On assiste donc aujourd’hui à un déclin de la faute lourde. Le degré de la faute exigé s’amenuise continuellement : une « faute manifeste et d’une particulière gravité » était auparavant exigée, puis une faute lourde, puis dans certains domaines, la seule faute simple est désormais admise. Cela permet aux victimes d’être mieux protégées.
Présomption de faute
En principe, la victime doit apporter la preuve d'une faute de l'administration.
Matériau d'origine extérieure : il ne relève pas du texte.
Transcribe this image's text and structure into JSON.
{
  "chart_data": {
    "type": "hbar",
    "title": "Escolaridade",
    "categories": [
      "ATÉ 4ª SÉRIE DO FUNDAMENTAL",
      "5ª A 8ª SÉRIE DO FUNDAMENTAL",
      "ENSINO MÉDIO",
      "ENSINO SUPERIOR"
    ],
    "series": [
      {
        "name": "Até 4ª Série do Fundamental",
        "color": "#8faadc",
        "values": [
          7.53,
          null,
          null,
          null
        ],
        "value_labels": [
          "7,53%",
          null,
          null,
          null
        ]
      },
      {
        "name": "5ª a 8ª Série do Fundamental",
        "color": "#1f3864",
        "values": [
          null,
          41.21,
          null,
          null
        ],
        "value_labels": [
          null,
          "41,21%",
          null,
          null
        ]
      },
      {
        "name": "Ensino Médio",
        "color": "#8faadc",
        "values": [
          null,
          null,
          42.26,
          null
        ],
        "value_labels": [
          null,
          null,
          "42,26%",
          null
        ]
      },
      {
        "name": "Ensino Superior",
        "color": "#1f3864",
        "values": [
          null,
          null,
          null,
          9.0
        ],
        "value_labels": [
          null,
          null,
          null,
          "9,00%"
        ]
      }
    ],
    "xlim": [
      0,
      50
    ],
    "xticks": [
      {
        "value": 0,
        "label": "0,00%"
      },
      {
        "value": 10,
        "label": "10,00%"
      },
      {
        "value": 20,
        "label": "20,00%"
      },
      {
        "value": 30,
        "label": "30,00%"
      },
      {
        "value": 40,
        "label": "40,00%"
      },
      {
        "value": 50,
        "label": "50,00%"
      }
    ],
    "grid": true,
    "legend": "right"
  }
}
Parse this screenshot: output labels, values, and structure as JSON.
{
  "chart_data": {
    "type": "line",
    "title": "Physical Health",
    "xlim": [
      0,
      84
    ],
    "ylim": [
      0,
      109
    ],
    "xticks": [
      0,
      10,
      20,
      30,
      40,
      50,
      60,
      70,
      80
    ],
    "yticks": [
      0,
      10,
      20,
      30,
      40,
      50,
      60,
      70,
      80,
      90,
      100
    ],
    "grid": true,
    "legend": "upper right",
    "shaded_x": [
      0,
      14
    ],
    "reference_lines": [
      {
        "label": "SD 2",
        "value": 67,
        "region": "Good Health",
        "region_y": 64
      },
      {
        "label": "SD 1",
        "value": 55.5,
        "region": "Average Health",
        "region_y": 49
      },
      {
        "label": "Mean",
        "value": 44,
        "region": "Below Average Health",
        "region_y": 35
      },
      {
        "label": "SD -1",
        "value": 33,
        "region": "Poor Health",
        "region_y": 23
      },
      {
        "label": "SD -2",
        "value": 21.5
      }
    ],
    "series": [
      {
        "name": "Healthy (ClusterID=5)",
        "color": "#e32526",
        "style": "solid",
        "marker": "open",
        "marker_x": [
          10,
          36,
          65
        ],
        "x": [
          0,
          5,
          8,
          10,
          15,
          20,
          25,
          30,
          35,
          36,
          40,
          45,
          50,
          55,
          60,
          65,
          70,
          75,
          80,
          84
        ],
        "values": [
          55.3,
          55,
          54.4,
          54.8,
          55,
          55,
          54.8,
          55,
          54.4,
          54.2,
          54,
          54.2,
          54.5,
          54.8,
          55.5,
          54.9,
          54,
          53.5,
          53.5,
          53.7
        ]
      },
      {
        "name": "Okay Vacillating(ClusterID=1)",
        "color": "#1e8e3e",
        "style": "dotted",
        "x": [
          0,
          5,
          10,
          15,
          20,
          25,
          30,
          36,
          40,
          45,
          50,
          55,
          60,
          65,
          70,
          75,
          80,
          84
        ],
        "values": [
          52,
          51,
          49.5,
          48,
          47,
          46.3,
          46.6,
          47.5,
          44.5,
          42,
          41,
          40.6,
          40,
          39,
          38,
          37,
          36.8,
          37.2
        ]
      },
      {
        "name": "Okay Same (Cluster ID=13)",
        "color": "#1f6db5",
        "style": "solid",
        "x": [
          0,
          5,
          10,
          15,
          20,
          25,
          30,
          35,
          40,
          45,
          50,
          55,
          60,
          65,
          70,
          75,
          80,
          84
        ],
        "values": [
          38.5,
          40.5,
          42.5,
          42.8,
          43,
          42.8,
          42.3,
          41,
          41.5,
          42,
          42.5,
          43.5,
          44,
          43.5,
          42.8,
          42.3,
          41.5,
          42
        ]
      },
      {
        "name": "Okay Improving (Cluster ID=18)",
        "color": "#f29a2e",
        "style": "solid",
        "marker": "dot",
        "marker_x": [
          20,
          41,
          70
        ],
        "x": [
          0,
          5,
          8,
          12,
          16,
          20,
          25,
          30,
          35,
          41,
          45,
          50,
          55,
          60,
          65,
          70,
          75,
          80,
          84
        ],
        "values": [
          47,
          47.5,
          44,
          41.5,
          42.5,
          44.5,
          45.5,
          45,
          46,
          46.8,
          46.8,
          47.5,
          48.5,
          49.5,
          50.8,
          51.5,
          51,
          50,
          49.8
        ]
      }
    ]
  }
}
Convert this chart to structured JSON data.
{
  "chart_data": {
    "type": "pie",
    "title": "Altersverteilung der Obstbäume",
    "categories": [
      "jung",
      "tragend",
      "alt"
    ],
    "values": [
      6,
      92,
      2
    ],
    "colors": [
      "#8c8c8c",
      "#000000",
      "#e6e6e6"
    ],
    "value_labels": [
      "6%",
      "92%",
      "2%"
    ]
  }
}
Dans certains cas pourtant, la jurisprudence admet la présomption de faute :
- Dommages subis pas les usagers des services publics hospitaliers : ces derniers sont responsables des conséquences dommageables pour les usagers de la défaillance des produits ou matériels qu'il utilise (CE, 2003, AP-HP c/ Mme Marzouk).
- Dommages subis par les usagers des ouvrages publics ; l'administration pourra s'exonérer en démontrant un cas de force majeur ou encore en démontrant l'absence de défaut d'entretien
Il existe d'autres cas dans lesquels la présomption est admise (organisation du service, défaut de surveillance, etc.).